Cinquante-sept ans, déjà...
Cinquante-sept ans, et j’ai l’impression que c’était hier.
Il devait avoir raison, celui qui disait que la vie est courte !
Je n’étais pas peu fier ce matin-là, avec mon cartable en carton bouilli qui sentait le cuir, mon tablier gris, lui aussi tout neuf.
En voici un Cartable, ce n'est pas le mien, il a du en faire pas mal des rentrées celui-là !
Et je marchais heureux aux cotés de mon grand frère. Pensez donc, ma première rentrée à l’école ! Depuis combien de temps avais-je attendu ? Depuis très longtemps à l’horloge qui mesure le temps chez un gosse de cinq ans !
Je connaissais l’école, j’y accompagnais souvent mon frère, mais je n’en franchissais pas la porte, je n’avais pas l’âge. Je regardais rentrer grands et petits, une dizaine de gosses, garçons et filles mêlés, et je rejoignais ma grand-mère, juste à coté.
Ce matin-là, début Octobre 1950, le temps m’avait paru très long, mais j’avais enfin l’âge !
C’est à cinq ans que le maître accueillait dans l’école de la République, sise sous la salle du Conseil de la Mairie, les enfants du village.
Cinq ans, c’est un âge raisonnable pour démarrer l’éducation des gamins. Le langage est assuré, les garçons pissent debout, et les filles se débrouillent elles aussi toutes seules. Il est donc temps de commencer à apprendre lecture et écriture et de compter si les dix doigts sont à leur place, et au complet.
« Vous savez, il lit couramment, et il commence à compter… » C’est ce qu’avait dit ma mère à l’instituteur lorsqu’elle était venue quelques jours avant la rentrée pour m’inscrire à l’école.
Effectivement, à cinq ans je savais lire, écrire un peu, et compter sur mes doigts.

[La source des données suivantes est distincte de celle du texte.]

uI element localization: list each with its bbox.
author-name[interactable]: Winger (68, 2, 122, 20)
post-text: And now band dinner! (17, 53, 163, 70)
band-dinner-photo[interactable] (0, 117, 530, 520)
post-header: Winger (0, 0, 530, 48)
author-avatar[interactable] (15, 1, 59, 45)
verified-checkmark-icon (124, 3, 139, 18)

Je sais toujours lire et écrire, mais j’ai encore quelques difficultés avec mes comptes, c’est du moins ce que me dit assez souvent mon épouse !

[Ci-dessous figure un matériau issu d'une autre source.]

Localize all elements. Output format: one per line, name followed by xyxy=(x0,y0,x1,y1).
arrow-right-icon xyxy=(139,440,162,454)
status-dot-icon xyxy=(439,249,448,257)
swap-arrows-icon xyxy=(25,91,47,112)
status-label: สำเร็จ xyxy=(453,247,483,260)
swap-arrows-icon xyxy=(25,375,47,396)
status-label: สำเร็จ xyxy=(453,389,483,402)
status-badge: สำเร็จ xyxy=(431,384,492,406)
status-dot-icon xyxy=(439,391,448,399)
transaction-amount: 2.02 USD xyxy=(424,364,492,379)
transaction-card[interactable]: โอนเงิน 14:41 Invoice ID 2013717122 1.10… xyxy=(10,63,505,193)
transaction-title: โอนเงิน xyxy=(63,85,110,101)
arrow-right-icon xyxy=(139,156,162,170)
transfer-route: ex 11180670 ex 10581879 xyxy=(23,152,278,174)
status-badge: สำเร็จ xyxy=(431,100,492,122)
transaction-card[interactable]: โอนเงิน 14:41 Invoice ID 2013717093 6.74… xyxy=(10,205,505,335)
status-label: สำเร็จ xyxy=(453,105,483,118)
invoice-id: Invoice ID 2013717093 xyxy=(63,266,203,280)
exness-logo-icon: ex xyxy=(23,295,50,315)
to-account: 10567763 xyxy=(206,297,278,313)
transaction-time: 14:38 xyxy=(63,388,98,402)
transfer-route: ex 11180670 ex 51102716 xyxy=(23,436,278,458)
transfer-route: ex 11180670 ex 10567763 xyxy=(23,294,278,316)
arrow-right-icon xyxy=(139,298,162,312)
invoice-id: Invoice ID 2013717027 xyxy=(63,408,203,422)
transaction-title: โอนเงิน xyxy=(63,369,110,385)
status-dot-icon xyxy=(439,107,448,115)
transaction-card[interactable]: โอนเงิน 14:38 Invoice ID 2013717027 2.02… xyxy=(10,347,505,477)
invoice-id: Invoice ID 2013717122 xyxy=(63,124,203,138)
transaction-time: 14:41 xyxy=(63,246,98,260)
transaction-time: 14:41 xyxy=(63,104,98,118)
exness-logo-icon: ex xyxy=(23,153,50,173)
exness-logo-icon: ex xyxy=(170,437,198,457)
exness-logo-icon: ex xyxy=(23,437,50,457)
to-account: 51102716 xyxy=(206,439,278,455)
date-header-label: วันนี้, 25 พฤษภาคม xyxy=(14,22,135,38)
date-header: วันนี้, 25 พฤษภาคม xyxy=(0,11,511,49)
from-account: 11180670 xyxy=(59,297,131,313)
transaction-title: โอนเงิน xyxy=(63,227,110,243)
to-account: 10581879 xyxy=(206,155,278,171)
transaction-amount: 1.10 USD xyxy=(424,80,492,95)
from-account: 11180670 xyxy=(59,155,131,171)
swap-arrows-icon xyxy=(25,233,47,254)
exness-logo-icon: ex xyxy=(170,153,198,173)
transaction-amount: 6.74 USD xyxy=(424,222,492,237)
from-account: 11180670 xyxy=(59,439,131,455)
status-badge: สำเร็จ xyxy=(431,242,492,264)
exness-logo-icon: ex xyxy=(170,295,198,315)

N’ayant pas à m’apprendre à lire ni à compter, l’instituteur m’a installé au fond de la classe, entre les deux fenêtres, sous une espèce de placard mural vitré.
Il y avait dans ce placard différentes sortes de roches, basalte, silex, granit…Assis tout seul à un pupitre en bois, j’ai passé une année à jouer en m’ennuyant avec de la pâte à modeler et des bâtonnets de couleur, en attendant d’avoir six ans, et d’avoir rattrapé le retard de mon année d’avance pour être enfin comme tout le monde, et avoir le droit de feuilleter les livres et de saloper ardoise et cahiers !
Il m’arrive de penser que j’aurais appris beaucoup plus en restant cette année-là avec ma grand-mère Philomène, Bergère et Fauvette, les chiennes, les moutons et les chèvres.
Ma grand-mère m’apprenait les arbres et les plantes, les escargots et les champignons, et j’aurais pu perfectionner mon patois, enfin quoi, j’aurais pu ne pas perdre mon temps !
Fort heureusement, il y avait les récréations, et je crois vous l’avoir dit, elles duraient fort longtemps ! J’ai eu beaucoup d’autres rentrées. Mais ce sont surtout celles de la petite enfance dont je me souviens.
Avec l’odeur du neuf des cartables, des livres et cahiers. La fierté du beau tablier encore raide, ou la petite frustration, quand le tablier était celui du grand frère, un peu usé et rapiécé. Je ne sais pas qu’est-ce qui s’agite dans la tête des enfants que je vois aujourd’hui, dûment accompagnés par un parent, « livrés » en voiture devant la porte…
Je me revois, enfant libre, partant à pied, nez au vent, sautant dans les flaques quand il avait plu, donnant des coups de galoches dans les pierres du chemin quand il ne pleuvait pas, essayant de compter les hirondelles qui se rassemblaient pour aller voir en Afrique s’il y faisait meilleur. Je me revois, guettant les lézards qui profitaient des derniers rayons d’un soleil encore chaud... Bientôt, je pourrais rentrer jusqu’à mi-mollets dans les feuilles tombées des platanes de la place, et me bercer de leur bruissement sous mes pas. Vite un tour de l’église en courant, en tapant fort des pieds entre la sacristie et chez la Jeanne, il y a là comme un écho.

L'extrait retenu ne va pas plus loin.